Monday, November 22, 2010

World's Largest Owl and More Inspire, Amaze

Aurora, the world's largest owl, is making her debut this week at our new Owl Legends show and visitors are raving. Meeting this Eurasian eagle owl, with her six-foot wingspan, along with other live owls is a remarkable way to discover the natural science wonders as well as the myths surrounding these creatures.

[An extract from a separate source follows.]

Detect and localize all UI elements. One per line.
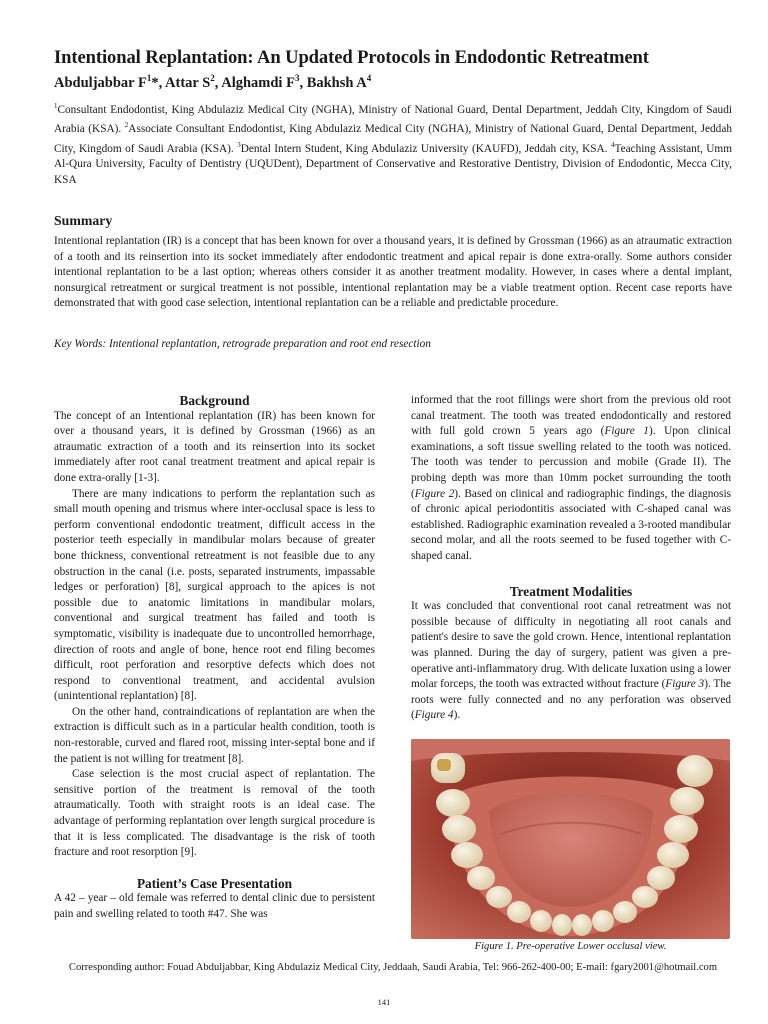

Seeing her blazing orange eyes and powerful feet up close is an unforgettable experience. And, to demonstrate the night hunting adaptations of owls, you first will feel the Harris hawk swoop over your head and hear her feathers in the process.

But when the barn owl flies over the audience, there's silence. Barn owls are known for superior hearing and keen night vision. Their heart shaped facial disks and white coloration make them unmistakable.

When the great horned owl, the largest owl found regularly in the High Desert, circulates on the gloved arm of a wildlife specialist, its eyes follow you.

Owls have long been shrouded in mystery. This is a unique chance to explore the legends, myths, folklore and science surrounding our native night hunters. They have influenced fashion, been the muse of Picasso, appear in prehistoric cave paintings and remain the friend of farmers (they are still the most elegant and effective rodent control).

Learn why owls are revered in some cultures and greatly feared in others. What is a “ghost owl” and how did it earn that name? Do great horned owls really eat skunks and cats? Do “guardians among the owls” exist, such as in the new film Legend of the Guardians: The Owls of Ga'Hoole?

Compare legend with reality as internationally recognized raptor biologist James Dawson reveals secrets about these hunters of the sky and how they live in with wild.

11a.m. and 1 p.m. through Saturday (closed Thanksgiving Day).
Members: $5; Non-members $7 plus Museum admission.